The US And Iran Are Talking. Why The Continued Fear Mongering?

I have such a difficult time with all the misinformation and propaganda surrounding Iran and any nuclear program that they may or may not be developing. It's impossible for an intellectually honest discussion to happen. And even when we have positive developments, members of the news corps are still fear mongering the great Iranian nuclear bogeyman:

Last Saturday—the same day the United States and Iran were having "constructive and useful" discussions on Iran's nuclear program in Istanbul, according to EU foreign policy chief Catherine Ashton -- the New York Times published a piece titled, "Seeking Nuclear Insight in Fog of the Ayatollah's Utterances," over the byline of James Risen.

That piece contained the following paragraph:

Complicating matters further, some analysts say that Ayatollah Khamenei's denial of Iranian nuclear ambitions has to be seen as part of a Shiite historical concept called taqiyya, or religious dissembling.
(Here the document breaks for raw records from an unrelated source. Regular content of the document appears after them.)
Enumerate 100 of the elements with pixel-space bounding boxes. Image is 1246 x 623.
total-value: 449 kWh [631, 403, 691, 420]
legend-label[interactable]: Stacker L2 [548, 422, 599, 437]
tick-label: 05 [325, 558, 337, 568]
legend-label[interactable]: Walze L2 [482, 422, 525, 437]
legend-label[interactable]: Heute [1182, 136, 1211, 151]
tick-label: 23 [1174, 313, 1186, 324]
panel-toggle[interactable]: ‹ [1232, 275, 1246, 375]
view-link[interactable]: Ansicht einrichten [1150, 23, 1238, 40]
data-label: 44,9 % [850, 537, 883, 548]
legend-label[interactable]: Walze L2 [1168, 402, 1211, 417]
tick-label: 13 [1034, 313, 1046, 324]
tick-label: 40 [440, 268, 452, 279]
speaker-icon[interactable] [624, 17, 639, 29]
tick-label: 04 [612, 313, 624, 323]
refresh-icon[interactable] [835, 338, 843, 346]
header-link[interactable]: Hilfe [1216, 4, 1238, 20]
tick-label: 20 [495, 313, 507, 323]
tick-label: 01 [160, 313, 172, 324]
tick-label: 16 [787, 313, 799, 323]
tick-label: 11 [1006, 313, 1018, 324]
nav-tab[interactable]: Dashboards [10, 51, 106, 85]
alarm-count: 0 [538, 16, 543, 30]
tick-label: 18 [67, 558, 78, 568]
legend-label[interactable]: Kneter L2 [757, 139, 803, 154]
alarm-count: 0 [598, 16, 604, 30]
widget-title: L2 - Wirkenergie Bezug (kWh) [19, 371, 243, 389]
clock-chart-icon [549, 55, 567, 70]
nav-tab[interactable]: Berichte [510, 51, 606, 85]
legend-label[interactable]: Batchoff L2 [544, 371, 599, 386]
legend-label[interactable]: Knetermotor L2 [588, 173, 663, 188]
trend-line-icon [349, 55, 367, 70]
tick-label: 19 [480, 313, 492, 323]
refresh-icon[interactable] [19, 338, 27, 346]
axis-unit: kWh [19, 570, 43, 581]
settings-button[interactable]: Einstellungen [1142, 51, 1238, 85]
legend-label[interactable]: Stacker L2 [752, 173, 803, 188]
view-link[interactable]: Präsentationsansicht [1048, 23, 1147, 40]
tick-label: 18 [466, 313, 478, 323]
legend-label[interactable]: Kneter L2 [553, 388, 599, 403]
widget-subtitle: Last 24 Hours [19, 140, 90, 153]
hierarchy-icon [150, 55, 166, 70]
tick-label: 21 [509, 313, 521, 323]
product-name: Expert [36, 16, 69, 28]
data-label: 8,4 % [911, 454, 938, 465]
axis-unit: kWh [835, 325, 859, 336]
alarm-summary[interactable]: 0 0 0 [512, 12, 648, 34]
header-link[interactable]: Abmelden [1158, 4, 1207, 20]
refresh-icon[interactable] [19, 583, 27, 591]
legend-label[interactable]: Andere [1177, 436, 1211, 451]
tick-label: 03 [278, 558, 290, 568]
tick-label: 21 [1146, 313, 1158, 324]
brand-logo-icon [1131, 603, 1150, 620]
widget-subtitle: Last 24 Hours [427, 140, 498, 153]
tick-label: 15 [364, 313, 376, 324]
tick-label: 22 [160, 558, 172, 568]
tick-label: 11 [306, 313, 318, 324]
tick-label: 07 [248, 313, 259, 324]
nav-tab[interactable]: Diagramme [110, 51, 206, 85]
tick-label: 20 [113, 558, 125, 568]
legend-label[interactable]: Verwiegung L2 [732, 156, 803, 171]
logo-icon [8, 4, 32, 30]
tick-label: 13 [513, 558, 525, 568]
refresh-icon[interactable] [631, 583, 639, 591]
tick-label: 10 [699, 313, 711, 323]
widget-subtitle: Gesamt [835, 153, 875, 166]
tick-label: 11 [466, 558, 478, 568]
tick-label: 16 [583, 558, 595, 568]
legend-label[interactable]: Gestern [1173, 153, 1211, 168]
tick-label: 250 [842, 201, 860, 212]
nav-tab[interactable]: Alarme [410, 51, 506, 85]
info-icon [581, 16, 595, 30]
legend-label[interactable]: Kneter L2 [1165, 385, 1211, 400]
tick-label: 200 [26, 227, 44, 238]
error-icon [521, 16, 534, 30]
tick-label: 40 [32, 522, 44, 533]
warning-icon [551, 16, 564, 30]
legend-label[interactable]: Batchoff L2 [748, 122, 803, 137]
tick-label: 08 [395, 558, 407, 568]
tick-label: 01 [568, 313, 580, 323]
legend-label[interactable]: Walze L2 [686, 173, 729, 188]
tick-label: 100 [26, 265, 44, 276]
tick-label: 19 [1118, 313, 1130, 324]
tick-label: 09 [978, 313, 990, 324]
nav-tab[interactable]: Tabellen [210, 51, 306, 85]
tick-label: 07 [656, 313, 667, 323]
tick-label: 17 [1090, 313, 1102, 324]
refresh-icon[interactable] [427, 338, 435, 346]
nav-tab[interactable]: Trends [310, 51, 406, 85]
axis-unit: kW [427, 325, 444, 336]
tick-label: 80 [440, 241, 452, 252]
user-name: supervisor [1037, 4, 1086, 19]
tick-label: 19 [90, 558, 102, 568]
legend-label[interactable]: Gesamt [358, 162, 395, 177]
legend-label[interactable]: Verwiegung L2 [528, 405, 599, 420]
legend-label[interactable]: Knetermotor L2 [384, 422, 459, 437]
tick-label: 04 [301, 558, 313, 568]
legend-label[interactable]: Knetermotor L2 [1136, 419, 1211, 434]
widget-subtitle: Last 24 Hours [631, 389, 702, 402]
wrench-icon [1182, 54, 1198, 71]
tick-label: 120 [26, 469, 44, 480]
For centuries an oppressed minority within Islam, Shiites learned to conceal their sectarian identity to survive, and so there is a precedent for lying to protect the Shiite community.

No "analyst" at all was specifically cited in support of this argument anywhere in the article. It should be obvious that when the United States has threatened war against a country, it treads in the precincts of racist war propaganda for a news article about that country to essentially say, "Because of their religion, their leaders aren't like our leaders—they lie," without substantiating that claim at all or presenting balanced views of experts on the topic.

In his blog Informed Comment, Middle East scholar Juan Cole notes that taqiyya has been "widely misrepresented by Muslim-haters and does not apply in Khamenei's case." Cole explains that, historically, taqiyya was not a license to lie about anything, but permission to conceal one's religious identity in the face of life-threatening sectarian prejudice. He also notes that, in the twentieth century, the tide of Shiite legal opinion ran against taqiyya; and that Imam Khomeini, who led the 1979 Islamic Revolution in Iran, demanded that taqiyya be abandoned. Cole concludes by saying that the taqiyya argument is "just some weird form of Islamophobia."

Oh, for crying out loud. If lying makes a nation unfit for diplomacy, where does the U.S. stand? Of course national leaders lie. Nation, meet George W. Bush. But to insinuate that there is something inherently deceptive about Islam that makes anything uttered by Iranian mullahs suspect is just straight bigotry. Look at Israeli Deputy Prime Minister Dan Meridor in the video above. How many times has that now admittedly false meme been used to justify hostility and aggression towards Iran? How many American politicians have invoked it?

What message do we think we're sending Iran? Certainly not one desiring of peace.